Posts Tagged ‘Alioune Tine’

An Afghanistan scenario in Mali? Part 4 and conclusion.

September 13, 2021

Interrupted by a very severe malaria attack on this author and a missing laptop, hence the gap between Part 3 and this, the final installment. But here it is, at last.

I do not know how close the interpretation of Islam as espoused by the Taliban is to the majority of Afghans. In the case of Mali, though, I can safely say that while the majority of the country’s population is staunchly conservative, it cannot abide by Sharia Law. The cosmopolitan, spiritual, open, tolerant, flexible, family-run versions of Islam that prevail in West Africa are proving remarkably resilient under the sustained attacks from its poor, claustrophobic, rigid and backward cousin from the Middle East. The Gulf states plus the Kingdom of Saudi Arabia continue to throw a lot of their money – paid for by the rich world’s petrol addiction – into the impoverishment of West African Islam but it remains to be seen whether the investment is paying off, especially seen against the background of diminishing revenues from an increasingly tainted commodity: oil.

Besides, the choices African individuals and families make are often informed by pragmatism. I caught an early glimpse of this three decades ago in Southern Africa, where parents sent their children to Catholic or protestant schools, not because they were staunch adherents to these religions but simply because these schools often offered the best education. This pragmatism surely persists to this day.

Similarly, the lavishly funded mosques and their attached associations provide services others do not. This does not mean that every West African – is turning into a Wahabist Muslim…there is, for instance, still a reassuringly small number of fully veiled women out on the streets. They use the service provided and keep thinking their own thoughts. After all, one of my colleagues stated with laser beam precision and clarity what it is we are dealing with: “Make no mistake. The Islamic variant coming from the Gulf constitutes a full frontal assault on our African culture and values.” Reducing women to fully covered quasi-inanimate objects runs counter to traditions that are much older and have deeper roots. In my own book on Guinea, I mentioned the destruction of sacred statutes and masks in Guinea Forestière, in the name of Islam fighting false idols. The vandalism in Timbuktu springs to mind again, described by one elder as his city being robbed of its soul. One would like to believe that after the forced departure of most of the illiterate vandals it may get some of its soul back. 

A neighbourhood bar

In short, then: popular support for this strictest of interpretations of the faith is not happening, even though people take their faith very seriously. But they also value their ancestral roots and culture, traditional music, and certainly like to be left alone to pursue their way of life in ways they see fit. And that includes enjoying their drinks and worshipping their families, the indestructible cornerstone of West African life. 

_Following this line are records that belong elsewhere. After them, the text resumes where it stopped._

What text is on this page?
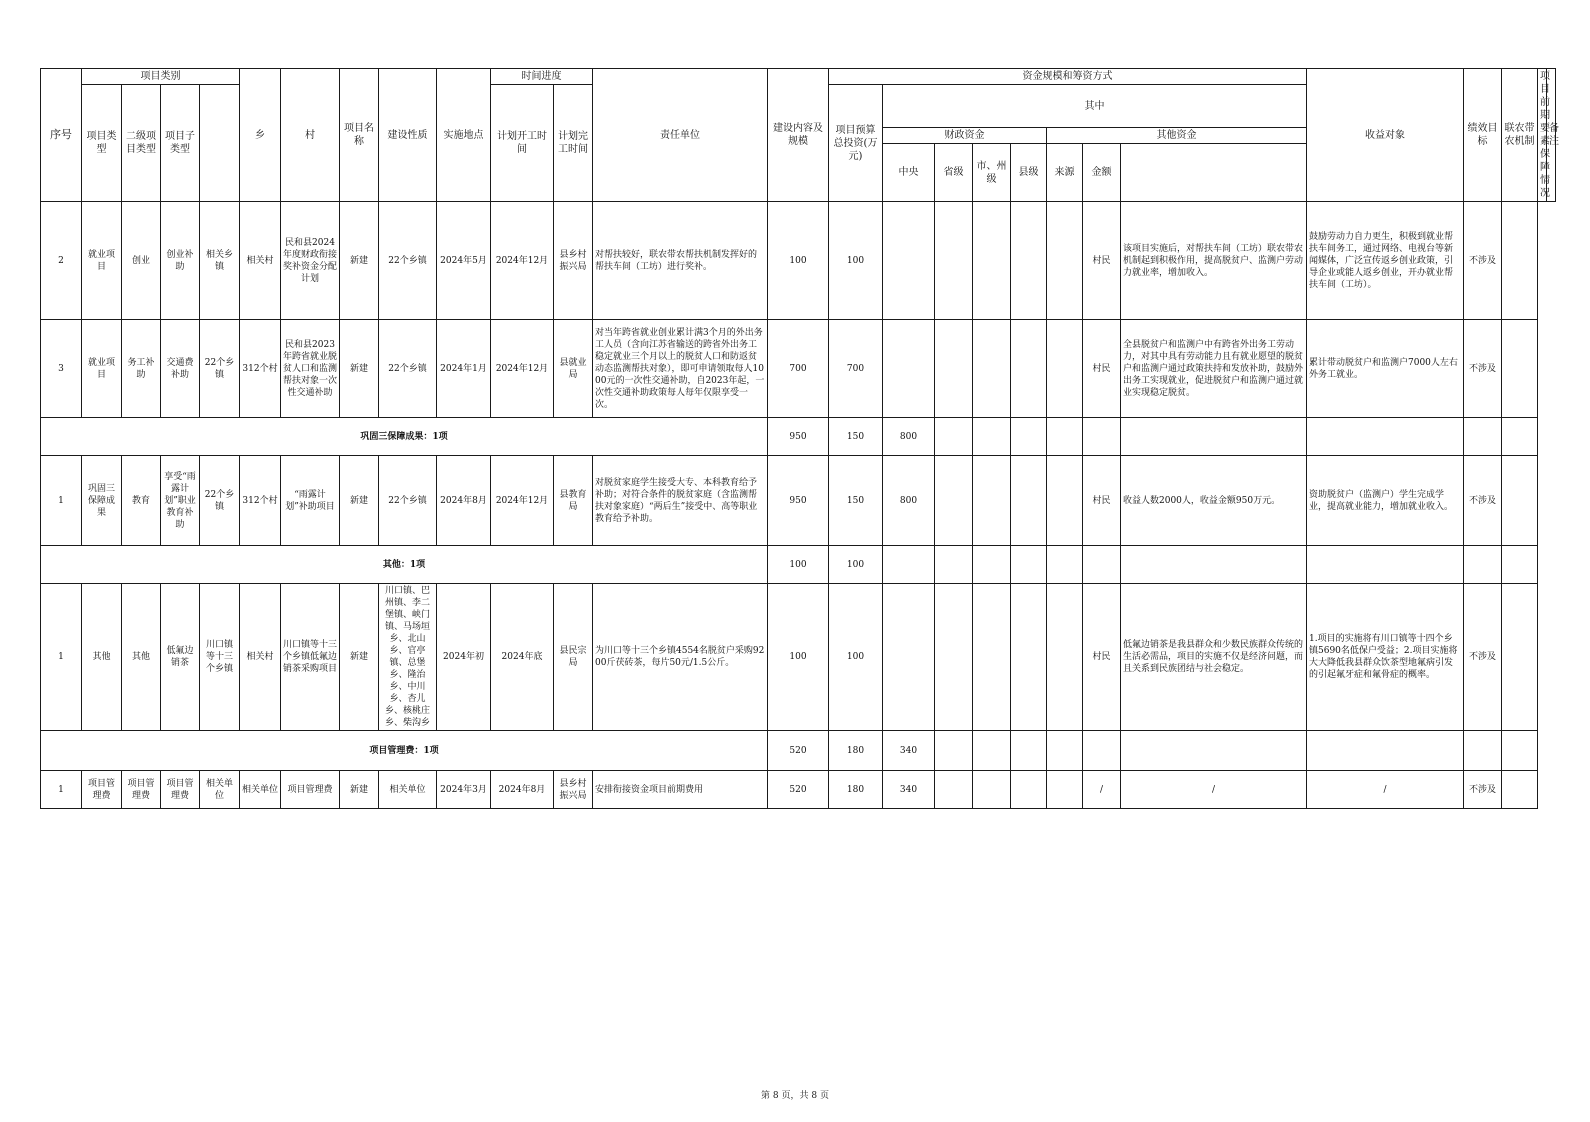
序号	项目类别				乡	村	项目名称	建设性质	实施地点	时间进度		责任单位	建设内容及规模	资金规模和筹资方式								收益对象	绩效目标	联农带农机制	项目前期要素保障情况	备注
	项目类型	二级项目类型	项目子类型							计划开工时间	计划完工时间			项目预算总投资(万元)	其中											
															财政资金				其他资金							
															中央	省级	市、州级	县级	来源	金额						
2	就业项目	创业	创业补助	相关乡镇	相关村	民和县2024年度财政衔接奖补资金分配计划	新建	22个乡镇	2024年5月	2024年12月	县乡村振兴局	对帮扶较好，联农带农帮扶机制发挥好的帮扶车间（工坊）进行奖补。	100	100						村民	该项目实施后，对帮扶车间（工坊）联农带农机制起到积极作用，提高脱贫户、监测户劳动力就业率，增加收入。	鼓励劳动力自力更生，积极到就业帮扶车间务工，通过网络、电视台等新闻媒体，广泛宣传返乡创业政策，引导企业或能人返乡创业，开办就业帮扶车间（工坊）。	不涉及			
3	就业项目	务工补助	交通费补助	22个乡镇	312个村	民和县2023年跨省就业脱贫人口和监测帮扶对象一次性交通补助	新建	22个乡镇	2024年1月	2024年12月	县就业局	对当年跨省就业创业累计满3个月的外出务工人员（含向江苏省输送的跨省外出务工稳定就业三个月以上的脱贫人口和防返贫动态监测帮扶对象），即可申请领取每人1000元的一次性交通补助，自2023年起，一次性交通补助政策每人每年仅限享受一次。	700	700						村民	全县脱贫户和监测户中有跨省外出务工劳动力，对其中具有劳动能力且有就业愿望的脱贫户和监测户通过政策扶持和发放补助，鼓励外出务工实现就业，促进脱贫户和监测户通过就业实现稳定脱贫。	累计带动脱贫户和监测户7000人左右外务工就业。	不涉及			
巩固三保障成果：1项													950	150	800											
1	巩固三保障成果	教育	享受“雨露计划”职业教育补助	22个乡镇	312个村	“雨露计划”补助项目	新建	22个乡镇	2024年8月	2024年12月	县教育局	对脱贫家庭学生接受大专、本科教育给予补助；对符合条件的脱贫家庭（含监测帮扶对象家庭）“两后生”接受中、高等职业教育给予补助。	950	150	800					村民	收益人数2000人，收益金额950万元。	资助脱贫户（监测户）学生完成学业，提高就业能力，增加就业收入。	不涉及			
其他：1项													100	100												
1	其他	其他	低氟边销茶	川口镇等十三个乡镇	相关村	川口镇等十三个乡镇低氟边销茶采购项目	新建	川口镇、巴州镇、李二堡镇、峡门镇、马场垣乡、北山乡、官亭镇、总堡乡、隆治乡、中川乡、杏儿乡、核桃庄乡、柴沟乡	2024年初	2024年底	县民宗局	为川口等十三个乡镇4554名脱贫户采购9200斤茯砖茶，每片50元/1.5公斤。	100	100						村民	低氟边销茶是我县群众和少数民族群众传统的生活必需品，项目的实施不仅是经济问题，而且关系到民族团结与社会稳定。	1.项目的实施将有川口镇等十四个乡镇5690名低保户受益；2.项目实施将大大降低我县群众饮茶型地氟病引发的引起氟牙症和氟骨症的概率。	不涉及			
项目管理费：1项													520	180	340											
1	项目管理费	项目管理费	项目管理费	相关单位	相关单位	项目管理费	新建	相关单位	2024年3月	2024年8月	县乡村振兴局	安排衔接资金项目前期费用	520	180	340					/	/	/	不涉及			
第 8 页，共 8 页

No Taliban-style force will show up in the capital the minute the French leave, which they will do before too long. No bearded “fool of god” (copyright: my Malian friends) will reside in Koulouba, the presidential Palace on Power Hill in Bamako, no matter how ardently Iyad ag Ghaly desires this – and I continue to suspect that he will remain an ardent apostle of the true Faith until a better deal comes along and he may change tack yet again…

The much more fundamental problem, as the human rights veteran and UN expert Alioune Tine argues following a recent visit to Mali, is the problem of an absent state. With no formally recognisable structures visible, however colonial-alien-superimposed they may be, the upshot is that in their absence others have moved into this void. And those filling the void have been, by and large, armed gangs whose behaviour is frequently as atrocious as that of the state representatives (read: the armed forces), they have come to replace. In the first six months of this year, the UN mission to Mali has recorded almost 600 human rights violations. All of the groups I have mentioned in this series are involved. That is a hell of a lot for the population to take. And it is the women like the ones I spoke with in Fana and Ségou, the elderly, the children, who are most at risk. It is, says Tine, so bad that this proliferation of horror could precipitate the end of Mali as a state-run unified unit. You can argue that in some areas this is already the case. Gao, as close to the Wild West as you are likely to get at this point, gets its supplies from Algeria taken across the desert by experienced drivers who have deals with the gangs of bandits reigning in and around town. The situation may be replicated in other places. 

And this is the real menace to Mali. Not a lightning takeover by an insurgent force but a slow and inexorable decline, leaving Bamako and maybe a few other key cities as islands of relative safety and stability in an ocean of chaos. Are there solutions? Yes, and the most obvious one is unpalatable: turning the country into a federation, which could in fact make this ungovernable and frequently ungoverned space of 1.2 million square kilometres governable again, at least up to an extent. This reduces the influence of Bamako, shorthand for the place where all the money goes and where all political and military power players and influencers converge. And once you’re in, the place is sweet. This is why even the soldiers running the show today are disinclined to let federation and the concomitant decline of Bamako happen. 

But circumstances may force the hand of whoever is in power. After all, as I am hearing so often: the problem is not the North or the Centre, or the militias, or the jihadists. The problem is Bamako. Solve that, and you solve the insurgency. If ever this happens it will not be pretty. But it may well save the country, as it re-emerges in a different form.